Each of the standardized patients was given instructions for portraying an individual hospital patient with a specific illness and course of treatment. In addition, one-half of the standardized patients in each session were given instructions to report feeling well and being Eager to go home. The other one-half were given instructions to report feeling badly and being Reluctant to be discharged. Each subject encountered both Eager and Reluctant standardized patients in each session.

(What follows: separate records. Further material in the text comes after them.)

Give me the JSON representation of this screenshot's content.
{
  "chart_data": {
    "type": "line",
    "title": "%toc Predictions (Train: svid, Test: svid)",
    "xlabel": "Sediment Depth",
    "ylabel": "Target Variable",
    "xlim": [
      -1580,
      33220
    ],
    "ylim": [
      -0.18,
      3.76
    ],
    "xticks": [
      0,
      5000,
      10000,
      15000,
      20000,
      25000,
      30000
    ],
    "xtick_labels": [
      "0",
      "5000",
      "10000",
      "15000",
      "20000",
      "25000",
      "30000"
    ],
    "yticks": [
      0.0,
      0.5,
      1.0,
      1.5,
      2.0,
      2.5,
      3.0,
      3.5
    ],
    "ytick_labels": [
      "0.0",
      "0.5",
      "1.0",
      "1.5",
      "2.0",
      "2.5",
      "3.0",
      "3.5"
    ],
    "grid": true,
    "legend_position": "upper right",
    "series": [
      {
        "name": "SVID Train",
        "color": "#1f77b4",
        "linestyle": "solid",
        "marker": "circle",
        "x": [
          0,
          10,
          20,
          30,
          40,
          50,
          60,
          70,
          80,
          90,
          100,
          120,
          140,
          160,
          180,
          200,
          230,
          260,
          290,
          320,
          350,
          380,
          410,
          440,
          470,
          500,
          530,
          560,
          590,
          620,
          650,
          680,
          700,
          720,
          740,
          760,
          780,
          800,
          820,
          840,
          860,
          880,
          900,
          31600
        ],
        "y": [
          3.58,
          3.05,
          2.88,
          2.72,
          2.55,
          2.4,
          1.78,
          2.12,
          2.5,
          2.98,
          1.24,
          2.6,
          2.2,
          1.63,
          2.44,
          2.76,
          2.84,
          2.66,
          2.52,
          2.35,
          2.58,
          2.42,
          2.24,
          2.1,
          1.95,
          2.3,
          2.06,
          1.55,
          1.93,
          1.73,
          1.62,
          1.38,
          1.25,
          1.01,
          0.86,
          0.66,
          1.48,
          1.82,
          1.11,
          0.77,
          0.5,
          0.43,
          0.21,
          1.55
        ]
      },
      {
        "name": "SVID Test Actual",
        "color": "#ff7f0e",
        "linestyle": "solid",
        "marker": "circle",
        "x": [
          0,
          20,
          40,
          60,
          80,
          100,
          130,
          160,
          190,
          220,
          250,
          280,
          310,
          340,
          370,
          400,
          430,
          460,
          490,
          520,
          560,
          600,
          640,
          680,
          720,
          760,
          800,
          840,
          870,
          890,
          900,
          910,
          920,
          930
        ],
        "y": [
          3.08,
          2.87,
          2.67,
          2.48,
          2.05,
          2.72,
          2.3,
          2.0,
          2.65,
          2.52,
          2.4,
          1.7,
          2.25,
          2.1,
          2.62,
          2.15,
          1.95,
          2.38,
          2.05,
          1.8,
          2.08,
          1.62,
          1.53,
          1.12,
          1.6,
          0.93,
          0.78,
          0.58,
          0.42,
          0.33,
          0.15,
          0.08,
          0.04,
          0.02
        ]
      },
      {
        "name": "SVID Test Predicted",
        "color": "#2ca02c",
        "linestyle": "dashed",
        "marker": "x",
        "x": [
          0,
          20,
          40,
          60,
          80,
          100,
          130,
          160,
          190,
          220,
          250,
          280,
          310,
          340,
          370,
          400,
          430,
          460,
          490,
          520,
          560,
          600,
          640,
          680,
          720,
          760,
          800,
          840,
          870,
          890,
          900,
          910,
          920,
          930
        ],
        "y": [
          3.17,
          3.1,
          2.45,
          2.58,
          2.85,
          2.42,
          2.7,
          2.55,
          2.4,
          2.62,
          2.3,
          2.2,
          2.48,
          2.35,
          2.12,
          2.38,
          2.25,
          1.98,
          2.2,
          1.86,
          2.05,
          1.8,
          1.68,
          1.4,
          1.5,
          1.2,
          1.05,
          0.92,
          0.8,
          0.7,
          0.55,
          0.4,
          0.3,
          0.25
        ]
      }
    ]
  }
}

Results from the standardized patient experiment show uptake of the CDS recommendations was significantly affected by patient preferences about being discharged. Length of stay of Reluctant patients increased by 2 days (compared to Eager patients). There is an asymmetric uptake of the CDS recommendations, with participants being less willing to adopt Discharge Patient recommendations than Do Not Discharge Patient recommendations. The likelihood of patient discharge decreased significantly when the CDS recommendation was Discharge Patient but the standardized patient was randomized to Reluctant. Similarly, the likelihood that the patient was discharged was higher when a Discharge Patient CDS recommendation coincided with an Eager patient type than when it diverged from a Reluctant patient type. Participants were more likely to adhere to CDS recommendations when concordant with patient preferences but participants’ decisions reflected both patient discharge preferences and CDS discharge recommendations. Compared to decisions in the absence of standardized patients, odds of discharge of Reluctant patients were 67% lower for CDS-assisted decisions and 40% lower in the Control group. Absent CDS, the opposite pattern is observed for Eager patients, with odds of discharge increasing by 75%.

Limitations

Limitations of this study include the intrinsic ex vivo nature of behavioral laboratory experiments and the small participant population. Behavioral laboratory experiments are useful when large-scale experiments in a real clinical environment are not practical. In the case of discharge decision-making, the heterogeneous nature of hospital discharges would mean the ongoing collection of hundreds of patients’ clinical data as well as their psychosocial preferences in order to observe how patient behavior affected discharge decision-making recommendations with and without CDS tools. In the particular institutional setting of this study, the role of this investigation was to help better understand these human-machine interactions prior to deployment. We have tried to mitigate any effects of a laboratory-based setting by appropriately incentivizing participants and using real clinical data that is comparable to what would be encountered by these decision-makers in their clinical roles.

Next steps

A remaining open question is whether providers can integrate CDS objective information with subjective information obtained from examining patients on patient wards to arrive at better discharge decisions, which decrease length of stay and readmission rate. This question is central because of two opposing problems that can occur with any CDS: (1) there can be negligible uptake of the CDS by providers; or (2) the providers can be over-reliant on the CDS and underuse other information. The next step in testing the CDS will come from a field experiment in the form of an intervention on patient wards. Before that is possible, we are developing a beta version of the CDS that can interact with EMR in real time.

Conclusion

This behavioral economic experimental study reveals that objective as well as subjective information about patients influences clinical decision-makers’ discharge decisions and how they respond to the recommendations of a clinical decision support tool. In addition, clinical decision-support may help warn against patients whose subjective preferences for discharge are inconsistent with objective clinical data.